We are not told how often to celebrate the Lord’s Supper. However, we should ask ourselves some questions. Why did the early Church make this a weekly practice?” What are we missing in not including communion when we gather together? Did the early Church know something we don’t? Does it matter to God if we only remember the death of His Son every now and then? Is communion just a memorial, and if so, then why did some of the members in the Corinthian church die due to their abuse of the Lord’s Supper? Is there a deeper level of spiritual intimacy when I participate in communion? What really happens when I break the bread and drink the cup? Who is correct–the Catholics, the Lutherans, the Baptists? I wonder if I should even give it a thought. Should I even care about the Lord’s Supper?

The attitude with which you approach communion answers most of these questions. The way in which you REMEMBER THE LORD JESUS with the bread and cup is VERY TELLING.

How would you rate your participation when you take communion? That’s a sobering question, is it not?

Thanks for Reading,
Brother Walt

Leaving on a Jet Plane

My tour of duty was up. I was on my way home. I was leaving Okinawa a new man. As the song says, “I’m leaving on a jet plane. Ain’t got time to take a fast train.” I was glad and sad at the same time. I couldn’t wait to see my family, but I hated leaving my new-found family.

The day came to pack up and get to the airport. I stuffed all I had in a B-4 bag. I arrived early to find Ron and a few friends waiting inside the terminal. We stood talking, just killing time, when I heard my name called over the PA system.

I couldn’t believe my name was being called. Had the USAF changed its mind? Was I going to be left behind, at this late date? I nervously approached the phone to take the call.

TO MY BIG SURPRISE…..

It was my supervising Sergeant who had viciously turned against me after I was saved. He was the one who sent me up for court martial (which God stopped). He began by saying, “Peacock, you are going to waste your life on this religion stuff. You need to come to your senses. I think you are crazy!” So much for the encouraging words!

THEN HE SAID, “You know I think the world of you.” We had been the best of friends before my conversion. “I’m sorry for the way I treated you these last few months.

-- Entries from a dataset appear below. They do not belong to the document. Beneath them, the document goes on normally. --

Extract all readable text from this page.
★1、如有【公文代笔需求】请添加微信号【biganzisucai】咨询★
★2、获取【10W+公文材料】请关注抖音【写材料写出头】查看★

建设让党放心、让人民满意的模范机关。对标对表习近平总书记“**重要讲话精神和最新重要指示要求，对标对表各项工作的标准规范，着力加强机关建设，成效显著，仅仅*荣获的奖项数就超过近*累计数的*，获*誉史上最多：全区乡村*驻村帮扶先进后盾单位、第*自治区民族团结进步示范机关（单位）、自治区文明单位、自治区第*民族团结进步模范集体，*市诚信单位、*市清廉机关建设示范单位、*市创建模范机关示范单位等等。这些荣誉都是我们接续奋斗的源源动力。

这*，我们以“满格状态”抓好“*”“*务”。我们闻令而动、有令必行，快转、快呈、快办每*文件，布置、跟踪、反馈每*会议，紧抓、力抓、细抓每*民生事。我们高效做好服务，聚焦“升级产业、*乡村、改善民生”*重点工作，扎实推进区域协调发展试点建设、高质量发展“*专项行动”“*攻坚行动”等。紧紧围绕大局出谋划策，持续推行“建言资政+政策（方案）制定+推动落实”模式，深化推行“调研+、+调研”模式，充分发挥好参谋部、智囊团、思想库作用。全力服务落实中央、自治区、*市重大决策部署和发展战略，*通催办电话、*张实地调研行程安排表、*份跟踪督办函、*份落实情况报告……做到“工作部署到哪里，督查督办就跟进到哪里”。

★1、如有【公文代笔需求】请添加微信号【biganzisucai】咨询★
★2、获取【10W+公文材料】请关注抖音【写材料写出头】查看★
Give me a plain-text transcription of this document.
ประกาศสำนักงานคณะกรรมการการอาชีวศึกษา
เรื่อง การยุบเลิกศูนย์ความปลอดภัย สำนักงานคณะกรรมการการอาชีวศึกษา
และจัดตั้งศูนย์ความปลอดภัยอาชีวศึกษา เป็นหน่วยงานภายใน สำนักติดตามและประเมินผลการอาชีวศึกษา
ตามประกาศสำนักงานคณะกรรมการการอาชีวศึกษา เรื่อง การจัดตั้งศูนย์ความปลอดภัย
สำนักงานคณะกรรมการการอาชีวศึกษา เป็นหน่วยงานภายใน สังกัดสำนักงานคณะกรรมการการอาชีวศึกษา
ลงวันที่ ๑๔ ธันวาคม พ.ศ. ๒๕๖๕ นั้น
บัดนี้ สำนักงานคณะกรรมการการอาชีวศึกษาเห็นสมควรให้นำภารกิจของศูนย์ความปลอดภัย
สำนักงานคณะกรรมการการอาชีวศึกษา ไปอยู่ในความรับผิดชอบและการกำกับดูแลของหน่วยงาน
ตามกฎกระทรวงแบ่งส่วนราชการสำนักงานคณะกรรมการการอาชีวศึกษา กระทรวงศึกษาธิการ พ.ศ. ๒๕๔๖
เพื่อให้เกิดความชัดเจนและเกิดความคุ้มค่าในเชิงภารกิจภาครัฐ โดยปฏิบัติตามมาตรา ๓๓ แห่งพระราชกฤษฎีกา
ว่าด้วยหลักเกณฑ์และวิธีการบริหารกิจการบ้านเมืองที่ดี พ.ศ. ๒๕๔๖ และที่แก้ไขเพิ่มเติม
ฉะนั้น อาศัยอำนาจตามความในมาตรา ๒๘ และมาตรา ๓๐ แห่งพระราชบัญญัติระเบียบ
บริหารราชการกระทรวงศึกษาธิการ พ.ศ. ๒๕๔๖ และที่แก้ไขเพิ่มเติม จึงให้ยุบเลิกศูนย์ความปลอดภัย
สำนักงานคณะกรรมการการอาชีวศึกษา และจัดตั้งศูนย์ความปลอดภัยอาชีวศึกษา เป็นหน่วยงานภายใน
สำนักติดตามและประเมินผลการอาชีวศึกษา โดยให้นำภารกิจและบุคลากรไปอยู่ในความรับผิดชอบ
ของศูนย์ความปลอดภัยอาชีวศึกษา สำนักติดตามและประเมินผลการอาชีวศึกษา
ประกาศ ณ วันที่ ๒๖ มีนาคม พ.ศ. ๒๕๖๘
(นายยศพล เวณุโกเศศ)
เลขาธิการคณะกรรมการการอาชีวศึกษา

I still think you’re crazy, but I wish you the best.”

I was grateful to the Lord Jesus for these words from the Sergeant. I learned later in my reading of Proverbs the truth of chapter 16:7, “When a man’s ways are pleasing to the LORD, he makes even his enemies live at peace with him.”

Ron gathered us all in a circle to pray for “Brother Walt.” We all stood in the middle of the terminal, praying and weeping as we said good bye. I headed home, leaving on a jet plane, a different man than the one who landed on the island just 18 months before!